Last time I was visiting the farm, Joel and Sarah were living in a yurt there with their newborn baby. Joel and I recorded a little bit of saz and hurdy-gurdy jamming. This time I didn't get a chance to play much. On the Sunday morning I had a bit of badly-played-saz and percussion jam with Matt SpaceGoat sitting by a smoky fire in intense sunshine with a mild hangover - not recorded, thankfully. Made me want to practice more (and drink less). Matt's been busy setting up (with John Martineau, who published our little reference book) Pond Life, Ltd. - a sort of mobile studio project and online music portal - as well as playing sitar and bouzouki with Camel Nitrate and Transglobal Underground.
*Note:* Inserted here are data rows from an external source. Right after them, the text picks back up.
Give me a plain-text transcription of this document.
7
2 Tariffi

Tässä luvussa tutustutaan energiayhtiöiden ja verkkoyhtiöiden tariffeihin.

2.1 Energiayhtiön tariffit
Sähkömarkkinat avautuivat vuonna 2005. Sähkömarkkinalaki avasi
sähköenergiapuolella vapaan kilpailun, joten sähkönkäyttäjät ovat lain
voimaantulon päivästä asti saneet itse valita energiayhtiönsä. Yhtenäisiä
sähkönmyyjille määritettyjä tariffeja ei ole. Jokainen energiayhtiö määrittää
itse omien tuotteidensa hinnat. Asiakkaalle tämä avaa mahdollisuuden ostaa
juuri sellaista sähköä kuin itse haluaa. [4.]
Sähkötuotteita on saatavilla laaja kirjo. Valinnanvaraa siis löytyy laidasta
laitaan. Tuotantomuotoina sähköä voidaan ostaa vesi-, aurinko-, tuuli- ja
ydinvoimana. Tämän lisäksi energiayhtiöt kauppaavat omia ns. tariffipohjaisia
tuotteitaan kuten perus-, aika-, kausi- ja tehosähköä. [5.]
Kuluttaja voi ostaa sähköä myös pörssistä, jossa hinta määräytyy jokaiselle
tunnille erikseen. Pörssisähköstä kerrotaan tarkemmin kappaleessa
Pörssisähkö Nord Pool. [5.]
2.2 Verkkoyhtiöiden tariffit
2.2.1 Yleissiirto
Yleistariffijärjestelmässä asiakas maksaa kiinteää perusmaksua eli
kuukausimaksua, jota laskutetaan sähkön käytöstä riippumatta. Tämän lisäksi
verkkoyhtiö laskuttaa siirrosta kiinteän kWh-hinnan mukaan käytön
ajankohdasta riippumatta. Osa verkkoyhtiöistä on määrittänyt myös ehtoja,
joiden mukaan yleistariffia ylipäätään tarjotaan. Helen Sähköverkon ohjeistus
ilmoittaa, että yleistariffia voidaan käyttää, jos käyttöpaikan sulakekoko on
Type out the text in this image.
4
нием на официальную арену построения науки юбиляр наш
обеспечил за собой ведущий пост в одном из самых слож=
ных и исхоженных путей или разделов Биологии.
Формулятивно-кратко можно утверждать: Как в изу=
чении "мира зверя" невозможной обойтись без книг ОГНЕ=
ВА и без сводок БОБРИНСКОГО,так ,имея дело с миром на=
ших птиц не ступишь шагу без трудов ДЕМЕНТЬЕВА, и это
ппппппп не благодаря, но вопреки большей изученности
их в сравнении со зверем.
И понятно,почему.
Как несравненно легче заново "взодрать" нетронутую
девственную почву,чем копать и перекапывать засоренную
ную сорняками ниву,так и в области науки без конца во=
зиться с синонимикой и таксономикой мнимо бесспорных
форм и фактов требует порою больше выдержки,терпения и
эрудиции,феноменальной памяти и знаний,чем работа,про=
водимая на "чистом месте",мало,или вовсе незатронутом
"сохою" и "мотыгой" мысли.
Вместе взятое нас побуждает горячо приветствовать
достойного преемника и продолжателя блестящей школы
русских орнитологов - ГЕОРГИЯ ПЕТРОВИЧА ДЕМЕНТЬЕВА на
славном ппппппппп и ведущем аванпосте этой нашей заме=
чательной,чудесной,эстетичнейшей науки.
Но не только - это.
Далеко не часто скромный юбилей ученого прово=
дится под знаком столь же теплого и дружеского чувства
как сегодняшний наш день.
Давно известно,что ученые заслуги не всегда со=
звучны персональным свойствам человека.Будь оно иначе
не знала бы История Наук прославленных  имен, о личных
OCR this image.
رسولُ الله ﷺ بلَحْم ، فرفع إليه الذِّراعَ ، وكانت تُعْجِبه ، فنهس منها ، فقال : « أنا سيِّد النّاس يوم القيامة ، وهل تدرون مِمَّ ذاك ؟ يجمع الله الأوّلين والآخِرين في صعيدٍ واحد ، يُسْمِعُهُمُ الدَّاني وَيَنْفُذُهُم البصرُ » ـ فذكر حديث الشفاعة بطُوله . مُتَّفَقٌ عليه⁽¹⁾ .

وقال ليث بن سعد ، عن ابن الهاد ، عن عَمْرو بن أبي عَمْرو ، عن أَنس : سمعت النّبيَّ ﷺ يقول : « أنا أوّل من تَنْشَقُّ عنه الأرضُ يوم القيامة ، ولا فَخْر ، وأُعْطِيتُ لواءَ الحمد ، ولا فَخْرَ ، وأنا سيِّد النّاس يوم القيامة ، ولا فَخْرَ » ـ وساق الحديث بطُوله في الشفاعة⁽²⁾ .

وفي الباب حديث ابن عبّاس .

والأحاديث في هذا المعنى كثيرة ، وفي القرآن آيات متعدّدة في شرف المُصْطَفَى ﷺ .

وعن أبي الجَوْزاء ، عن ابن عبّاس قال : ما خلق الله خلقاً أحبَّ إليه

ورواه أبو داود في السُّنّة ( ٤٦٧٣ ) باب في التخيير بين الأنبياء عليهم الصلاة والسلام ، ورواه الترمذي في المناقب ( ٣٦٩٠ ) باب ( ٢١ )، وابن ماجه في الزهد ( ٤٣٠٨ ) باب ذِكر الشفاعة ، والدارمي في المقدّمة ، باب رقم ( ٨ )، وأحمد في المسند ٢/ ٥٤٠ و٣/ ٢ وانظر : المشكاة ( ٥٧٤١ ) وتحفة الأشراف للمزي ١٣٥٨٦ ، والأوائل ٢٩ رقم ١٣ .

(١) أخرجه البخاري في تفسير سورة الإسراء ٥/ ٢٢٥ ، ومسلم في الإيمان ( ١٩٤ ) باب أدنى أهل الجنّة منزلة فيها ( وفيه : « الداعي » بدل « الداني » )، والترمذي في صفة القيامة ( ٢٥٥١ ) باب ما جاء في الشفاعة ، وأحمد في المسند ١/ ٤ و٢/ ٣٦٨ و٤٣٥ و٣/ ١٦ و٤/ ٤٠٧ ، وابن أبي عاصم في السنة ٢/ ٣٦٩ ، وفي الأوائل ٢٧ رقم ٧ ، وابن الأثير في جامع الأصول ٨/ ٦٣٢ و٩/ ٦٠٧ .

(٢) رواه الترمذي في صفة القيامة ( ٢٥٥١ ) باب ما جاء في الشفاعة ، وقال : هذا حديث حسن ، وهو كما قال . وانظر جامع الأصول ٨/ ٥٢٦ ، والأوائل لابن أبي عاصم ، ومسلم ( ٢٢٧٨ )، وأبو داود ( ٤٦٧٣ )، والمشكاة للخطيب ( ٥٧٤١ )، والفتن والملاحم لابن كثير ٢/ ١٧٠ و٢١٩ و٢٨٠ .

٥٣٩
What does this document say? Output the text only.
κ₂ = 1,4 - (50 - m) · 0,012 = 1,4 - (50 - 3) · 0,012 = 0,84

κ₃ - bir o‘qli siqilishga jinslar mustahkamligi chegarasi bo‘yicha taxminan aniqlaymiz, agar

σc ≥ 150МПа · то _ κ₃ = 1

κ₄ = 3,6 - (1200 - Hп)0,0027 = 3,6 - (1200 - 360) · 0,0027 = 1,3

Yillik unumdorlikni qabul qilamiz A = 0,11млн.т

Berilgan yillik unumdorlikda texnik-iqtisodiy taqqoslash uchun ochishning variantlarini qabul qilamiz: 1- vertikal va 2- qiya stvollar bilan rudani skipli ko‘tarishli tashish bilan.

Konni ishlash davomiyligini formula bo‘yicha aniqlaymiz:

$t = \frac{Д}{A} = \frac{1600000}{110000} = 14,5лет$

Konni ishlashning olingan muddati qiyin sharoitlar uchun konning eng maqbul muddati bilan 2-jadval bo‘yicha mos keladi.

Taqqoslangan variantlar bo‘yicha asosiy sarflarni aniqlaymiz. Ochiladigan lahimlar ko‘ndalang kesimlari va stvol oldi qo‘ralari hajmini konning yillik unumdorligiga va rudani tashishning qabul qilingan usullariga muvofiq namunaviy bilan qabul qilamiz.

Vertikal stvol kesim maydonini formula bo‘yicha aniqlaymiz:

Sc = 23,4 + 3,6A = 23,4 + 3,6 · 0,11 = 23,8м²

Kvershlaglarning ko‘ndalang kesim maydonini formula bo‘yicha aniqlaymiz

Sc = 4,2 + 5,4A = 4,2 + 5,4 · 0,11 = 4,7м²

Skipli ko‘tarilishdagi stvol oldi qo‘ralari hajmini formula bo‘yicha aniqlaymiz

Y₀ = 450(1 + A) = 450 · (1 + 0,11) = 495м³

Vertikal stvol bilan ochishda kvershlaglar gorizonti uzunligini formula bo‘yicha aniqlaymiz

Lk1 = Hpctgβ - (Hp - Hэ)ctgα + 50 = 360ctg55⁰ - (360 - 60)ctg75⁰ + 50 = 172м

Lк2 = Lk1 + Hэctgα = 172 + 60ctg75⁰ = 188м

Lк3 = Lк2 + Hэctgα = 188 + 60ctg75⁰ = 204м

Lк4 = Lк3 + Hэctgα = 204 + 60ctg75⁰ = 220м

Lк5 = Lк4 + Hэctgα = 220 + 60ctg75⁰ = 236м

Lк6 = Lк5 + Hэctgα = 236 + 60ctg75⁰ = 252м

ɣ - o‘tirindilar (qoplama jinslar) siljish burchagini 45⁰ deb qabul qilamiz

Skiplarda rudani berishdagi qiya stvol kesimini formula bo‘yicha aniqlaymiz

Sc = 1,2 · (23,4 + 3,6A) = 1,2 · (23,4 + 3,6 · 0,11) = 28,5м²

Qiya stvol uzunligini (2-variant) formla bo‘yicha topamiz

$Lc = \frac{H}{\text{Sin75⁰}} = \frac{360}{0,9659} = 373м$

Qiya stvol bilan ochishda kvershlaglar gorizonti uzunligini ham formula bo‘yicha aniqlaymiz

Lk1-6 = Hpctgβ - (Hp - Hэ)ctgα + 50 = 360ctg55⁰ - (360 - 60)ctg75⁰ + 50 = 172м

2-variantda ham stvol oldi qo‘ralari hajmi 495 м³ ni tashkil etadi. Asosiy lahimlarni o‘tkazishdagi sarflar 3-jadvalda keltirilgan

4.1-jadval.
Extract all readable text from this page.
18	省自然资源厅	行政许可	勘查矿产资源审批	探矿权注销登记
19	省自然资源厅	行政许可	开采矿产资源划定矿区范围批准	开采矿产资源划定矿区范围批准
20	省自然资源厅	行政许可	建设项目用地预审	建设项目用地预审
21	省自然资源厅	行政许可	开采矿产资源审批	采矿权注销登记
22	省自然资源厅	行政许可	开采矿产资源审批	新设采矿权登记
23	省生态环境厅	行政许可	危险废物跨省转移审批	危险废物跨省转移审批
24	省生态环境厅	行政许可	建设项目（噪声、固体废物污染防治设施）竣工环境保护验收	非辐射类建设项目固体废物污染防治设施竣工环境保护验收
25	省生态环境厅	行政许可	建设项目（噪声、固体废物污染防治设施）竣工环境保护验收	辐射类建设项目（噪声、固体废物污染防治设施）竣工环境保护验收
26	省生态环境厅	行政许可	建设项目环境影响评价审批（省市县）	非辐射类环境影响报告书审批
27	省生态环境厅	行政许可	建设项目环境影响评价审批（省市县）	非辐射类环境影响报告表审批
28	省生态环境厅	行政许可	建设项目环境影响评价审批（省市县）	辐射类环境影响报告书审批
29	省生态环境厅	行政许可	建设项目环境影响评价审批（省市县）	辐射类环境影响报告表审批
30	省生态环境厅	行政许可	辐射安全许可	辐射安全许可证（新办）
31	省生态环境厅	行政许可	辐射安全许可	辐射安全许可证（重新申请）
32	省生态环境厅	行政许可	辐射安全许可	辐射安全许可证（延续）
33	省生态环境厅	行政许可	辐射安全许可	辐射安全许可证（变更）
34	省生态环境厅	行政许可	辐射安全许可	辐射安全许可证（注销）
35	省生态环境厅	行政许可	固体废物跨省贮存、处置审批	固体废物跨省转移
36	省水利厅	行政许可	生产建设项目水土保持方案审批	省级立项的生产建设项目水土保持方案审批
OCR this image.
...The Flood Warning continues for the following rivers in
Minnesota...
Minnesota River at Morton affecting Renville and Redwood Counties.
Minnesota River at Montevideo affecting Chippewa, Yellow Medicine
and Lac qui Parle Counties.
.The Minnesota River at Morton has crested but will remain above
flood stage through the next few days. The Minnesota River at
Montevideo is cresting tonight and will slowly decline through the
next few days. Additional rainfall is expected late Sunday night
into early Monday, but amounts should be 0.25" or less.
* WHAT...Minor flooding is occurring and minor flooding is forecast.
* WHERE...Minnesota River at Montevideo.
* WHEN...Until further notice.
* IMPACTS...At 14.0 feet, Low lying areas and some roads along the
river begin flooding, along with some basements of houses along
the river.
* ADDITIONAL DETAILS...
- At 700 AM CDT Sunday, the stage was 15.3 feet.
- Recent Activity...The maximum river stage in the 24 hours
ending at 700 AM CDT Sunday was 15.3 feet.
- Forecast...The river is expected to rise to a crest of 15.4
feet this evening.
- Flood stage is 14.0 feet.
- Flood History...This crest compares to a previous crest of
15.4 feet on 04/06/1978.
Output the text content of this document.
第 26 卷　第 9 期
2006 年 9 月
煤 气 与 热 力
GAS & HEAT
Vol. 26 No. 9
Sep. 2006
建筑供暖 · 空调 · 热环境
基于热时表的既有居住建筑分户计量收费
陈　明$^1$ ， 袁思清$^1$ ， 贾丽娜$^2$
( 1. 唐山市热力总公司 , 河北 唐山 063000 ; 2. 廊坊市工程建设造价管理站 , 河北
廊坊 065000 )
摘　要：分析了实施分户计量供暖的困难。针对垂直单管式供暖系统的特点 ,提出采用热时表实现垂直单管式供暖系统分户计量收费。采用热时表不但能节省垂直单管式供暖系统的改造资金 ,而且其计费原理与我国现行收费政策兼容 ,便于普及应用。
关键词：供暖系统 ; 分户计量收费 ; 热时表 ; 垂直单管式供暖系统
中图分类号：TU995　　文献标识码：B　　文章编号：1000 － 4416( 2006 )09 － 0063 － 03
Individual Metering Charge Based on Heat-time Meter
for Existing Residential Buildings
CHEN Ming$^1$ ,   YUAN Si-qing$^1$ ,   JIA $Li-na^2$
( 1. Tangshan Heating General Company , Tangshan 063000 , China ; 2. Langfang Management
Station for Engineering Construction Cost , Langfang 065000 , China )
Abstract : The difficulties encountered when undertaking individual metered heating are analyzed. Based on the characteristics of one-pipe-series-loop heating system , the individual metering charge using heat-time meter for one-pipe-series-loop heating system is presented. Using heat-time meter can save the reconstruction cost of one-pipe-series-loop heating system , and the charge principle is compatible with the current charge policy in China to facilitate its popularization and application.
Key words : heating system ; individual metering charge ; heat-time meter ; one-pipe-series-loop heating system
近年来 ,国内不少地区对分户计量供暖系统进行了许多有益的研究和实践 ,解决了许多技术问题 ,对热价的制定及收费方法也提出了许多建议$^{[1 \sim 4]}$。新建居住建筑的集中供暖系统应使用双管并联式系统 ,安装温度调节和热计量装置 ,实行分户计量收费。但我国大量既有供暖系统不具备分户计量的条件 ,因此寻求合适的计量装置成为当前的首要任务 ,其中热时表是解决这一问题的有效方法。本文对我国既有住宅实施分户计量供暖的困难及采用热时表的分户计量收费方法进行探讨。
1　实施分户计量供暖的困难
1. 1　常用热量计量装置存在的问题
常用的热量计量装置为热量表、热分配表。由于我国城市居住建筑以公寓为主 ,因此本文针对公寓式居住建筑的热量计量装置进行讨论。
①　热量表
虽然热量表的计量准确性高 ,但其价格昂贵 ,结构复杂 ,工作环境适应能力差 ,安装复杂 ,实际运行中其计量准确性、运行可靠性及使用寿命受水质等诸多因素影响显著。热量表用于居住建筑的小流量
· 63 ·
After RDGD had finished, Nuala had expressed an interest in a nearby bass and the possibility of getting a jam together. "Anyone got a guitar?" she wondered. I'd seen her playing bass on dub and ska tracks with Headmix at the Lizard Eclipse Festival in 1999, in the Burrow Hill Cider tent, so the idea of a spaced-out saz/dub jam seemed very appealing at the time. By the time I returned to the barn, though, Sam, Stevie P and Sunny were busy keeping the people dancing with more French tunes - probably a good thing, as I'd had a good part of that bottle of elderberry mead by that point.

Another very positive thing to have come out of this event was that Stevie P heroically turned up with the best existing copy of the "Rainy Night in the Bell Tent" session from Ventongimps, 1997. I've been trying to track this down for years. Fortunately, when I last saw her, Maya (from Dragonsfly, and who used to be in Heathens All with Stevie) mentioned that he'd made her a copy of this tape, which is how I came to know he had it. Some very badly-processed fourth or fifth generation copies of some of these tunes have been online for a while here, but I shall now be able to upload a much more worthy set of audio files to the IAA (coming soon). That session was originally recorded on Howie's top-quality portable cassette recorder, but the original (typically) got lost in the post between Cornwall and Belgium. It was undoubtedly the best recording made of the Cornwall period Dongas music.


Apparently I missed a good Drone session back in Exeter on Saturday. Henry's wife Lucy was exhibiting her ceramics at their home as part of the regional Nine Days of Art event, and he invited Droners 'round to provide background music. Phil and Matthew S made it (which doesn't happen so often). Henry reckons it was a particularly good one - "mythologised", though, as he said, since no one recorded it.